Ia tersenyum menatapku dengan binar mata yang belum pernah kulihat sebelumnya.
Bersambung.
Bonus
Pov Han.
Kamu nggak tau aku menyisihkan gaji berapa lama untuk bisa menyewa tempat ini jika harus ditinggal tidur begitu saja? Apa salahku mengajak ke rumah itu sangat besar sampai harus dihukum seperti ini?
Apa kamu nggak ngerasa di sini sangat dingin, dan di luar sedang hujan. Kamu nggak mau aku ada dalam selimut yang sama?
Tega kamu, Rin ....
Oke, kertas ke sepuluh, akan kubuat puisi romantis ke sepuluh. Agh ... kenapa pula syaratnya harus berima?
Baiklah, ayo gabungkan beberapa lirik lagu, lalu ubah seperlunya.
“Sayang ... tiga bait, ‘kan, ya?”
Ia menggeliat dan tampak menggemaskan seperti spons sabun.

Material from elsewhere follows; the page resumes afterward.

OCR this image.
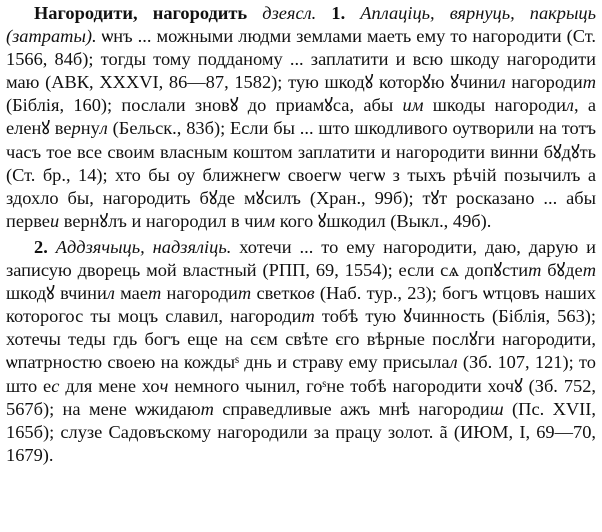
Нагородити, нагородить дзеясл. 1. Аплаціць, вярнуць, пакрыць (затраты). ѡнъ ... можными людми землами маеть ему то нагородити (Ст. 1566, 84б); тогды тому подданому ... заплатити и всю шкоду нагородити маю (АВК, XXXVI, 86—87, 1582); тую шкодꙋ которꙋю ꙋчинил нагородит (Біблія, 160); послали зновꙋ до приамꙋса, абы им шкоды нагородил, а еленꙋ вернул (Бельск., 83б); Если бы ... што шкодливого оутворили на тотъ часъ тое все своим власным коштом заплатити и нагородити винни бꙋдꙋть (Ст. бр., 14); хто бы оу ближнегѡ своегѡ чегѡ з тыхъ рѣчій позычилъ а здохло бы, нагородить бꙋде мꙋсилъ (Хран., 99б); тꙋт росказано ... абы первеи вернꙋлъ и нагородил в чим кого ꙋшкодил (Выкл., 49б).

2. Аддзячыць, надзяліць. хотечи ... то ему нагородити, даю, дарую и записую дворець мой властный (РПП, 69, 1554); если сѧ допꙋстит бꙋдет шкодꙋ вчинил мает нагородит светков (Наб. тур., 23); богъ ѡтцовъ наших которогос ты моцъ славил, нагородит тобѣ тую ꙋчинность (Біблія, 563); хотечы теды гдь богъ еще на сєм свѣте єго вѣрные послꙋги нагородити, ѡпатрностю своею на кождыˢ днь и страву ему присылал (Зб. 107, 121); то што ес для мене хоч немного чынил, гоˢне тобѣ нагородити хочꙋ (Зб. 752, 567б); на мене ѡжидают справедливые ажъ мнѣ нагородиш (Пс. XVII, 165б); слузе Садовъскому нагородили за працу золот. ã (ИЮМ, I, 69—70, 1679).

Matanya tidak terbuka sedikit pun. Tapi aku tahu ia belum tidur.
“Lima belas, Honey ....”
Jadi aku bakal duduk di sini sampai subuh? Oke ... tiga bait kusalin tiga kali, jadi pas lima belas.
Tulisan sebaiknya dibuat sedikit abstrak, biar dia nggak bisa baca.
“Sayang, udah selesai.”
“Mana?”
Ririn mulai membaca, di bait ke tiga, aku menarik kertasnya, membolak baliknya beberapa kali.
“Udah lima belas tuh.”
“Aku mau nilai dulu, harus baca semua.” Ririn merebut kertasnya, aku menghindar, kalau ketahuan aku menyalin, bisa-bisa puisinya nambah jadi lima belas lembar! Ia berusaha lebih keras lagi merebut kertas, sampai selimutnya kacau. Aku terpaksa meninggalkan tempat tidur karena Ririn terus mengejar. Lalu rebut-rebutan kertas itu berlangsung lama. Tahu sendiri kegigihan Ririn.
Tolong ... apa harus begini sampai pagi?